Куда делся мой здравый смысл? Расплавился в горне ярости. Со стены упал не Мегапент, со стены упало мое очищение от скверны. «Гиппоной, сын Главка, по прозвищу Беллерофонт! – сказал человек, которого убили на моих глазах. – Ты гость в моем доме. С этого момента ни один житель Аргоса не поднимет на тебя руку.» Омойте гостю ноги, сказал он. Дайте ему кров над головой. Дайте ему чистую одежду. Дайте хлеба и вина, ибо он голоден и жаждет…
О чем я думал в этот миг? Ни о чем я не думал.
Камень, выпавший из кладки, лег в мою ладонь. Я не чувствовал тяжести. Не ощущал остроты ребристых сколов. Юнец не радуется так, когда его рука вбирает в себя женскую грудь; скряга не радуется так величайшему в мире рубину, как я радовался этому камню. Будь он размером с быка, я бы легче легкого вкатил, нет, зашвырнул бы его на вершину самой высокой горы.

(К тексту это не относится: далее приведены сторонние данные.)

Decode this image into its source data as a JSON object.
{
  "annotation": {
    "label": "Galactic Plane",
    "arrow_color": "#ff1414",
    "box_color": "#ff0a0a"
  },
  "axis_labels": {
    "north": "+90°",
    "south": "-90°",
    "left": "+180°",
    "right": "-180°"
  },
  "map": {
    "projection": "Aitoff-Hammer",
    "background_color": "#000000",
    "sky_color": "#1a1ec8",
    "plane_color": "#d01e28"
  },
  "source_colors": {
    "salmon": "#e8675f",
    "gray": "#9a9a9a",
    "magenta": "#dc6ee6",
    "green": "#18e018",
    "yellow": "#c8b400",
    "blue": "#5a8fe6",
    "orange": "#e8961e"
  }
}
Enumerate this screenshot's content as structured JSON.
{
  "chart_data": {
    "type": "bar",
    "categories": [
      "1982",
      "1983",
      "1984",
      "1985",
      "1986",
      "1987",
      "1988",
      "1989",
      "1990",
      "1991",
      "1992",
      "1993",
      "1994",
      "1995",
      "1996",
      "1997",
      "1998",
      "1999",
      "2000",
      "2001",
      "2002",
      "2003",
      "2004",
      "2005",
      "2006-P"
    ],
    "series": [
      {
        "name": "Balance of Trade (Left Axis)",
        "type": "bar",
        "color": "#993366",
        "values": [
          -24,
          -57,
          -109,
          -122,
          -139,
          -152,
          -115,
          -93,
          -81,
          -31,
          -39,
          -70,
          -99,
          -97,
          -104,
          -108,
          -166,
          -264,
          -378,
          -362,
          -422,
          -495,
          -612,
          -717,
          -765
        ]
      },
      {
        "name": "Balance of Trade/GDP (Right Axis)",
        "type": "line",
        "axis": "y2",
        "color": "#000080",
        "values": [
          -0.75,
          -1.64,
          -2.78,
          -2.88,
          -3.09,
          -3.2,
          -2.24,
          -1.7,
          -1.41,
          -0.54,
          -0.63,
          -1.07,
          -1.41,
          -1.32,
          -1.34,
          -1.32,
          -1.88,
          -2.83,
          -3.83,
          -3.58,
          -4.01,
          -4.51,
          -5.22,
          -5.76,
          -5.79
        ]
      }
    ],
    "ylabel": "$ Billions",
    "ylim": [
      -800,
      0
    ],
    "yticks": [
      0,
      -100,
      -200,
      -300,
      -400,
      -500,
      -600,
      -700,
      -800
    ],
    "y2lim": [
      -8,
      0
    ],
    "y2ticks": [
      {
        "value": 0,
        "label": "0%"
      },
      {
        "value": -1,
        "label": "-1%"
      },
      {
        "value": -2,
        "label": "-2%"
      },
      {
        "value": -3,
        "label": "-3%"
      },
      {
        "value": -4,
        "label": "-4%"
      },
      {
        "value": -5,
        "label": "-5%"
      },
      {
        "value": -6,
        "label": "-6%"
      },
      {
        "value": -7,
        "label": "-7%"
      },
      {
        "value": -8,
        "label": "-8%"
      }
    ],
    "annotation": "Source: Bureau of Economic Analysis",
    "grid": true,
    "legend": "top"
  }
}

Циклоп стоял на краю стены, там, где раньше стояла его жертва. Всматривался вниз, пытаясь разглядеть исковерканное тело. Ветер дергал абанта за хвост волос, оттаскивал назад.
– Эй, ты!
Он не успел обернуться, прежде чем я бросил камень. Но пока камень летел, он все-таки обернулся. Голова трехлетнего ребенка, созданная из тесаного известняка, ударила Циклопа в лицо, прямо в единственный зрячий глаз, сокрушая глазницу, переносицу, скулу. Мне почудилось, что я слышу хруст. Вряд ли, потому что гром, раскатившийся над Эпидавром, был способен оглушить кого угодно. Не знаю, приветствовал Зевс мой поступок или осуждал.
Не знаю и знать не хочу.
Циклоп упал со стены. В тишине, наступившей после грома. Не издав ни звука, как и Мегапент, сын Пройта. Его путь был отмечен молнией, расколовшей небо.
– Что ты наделал? – закричал Анаксагор.
– Оказал нам услугу, – ответили на лестнице, за нашими спинами. – Большую услугу.
5
«Звезда Иштар»
Меня толкнули.
Ощущение было не из приятных. Чтобы не упасть, пришлось сделать три быстрых шага, выйдя на галерею из-под защиты выступа кладки. Впрочем, на стене уже не было никого, от кого следовало бы прятаться.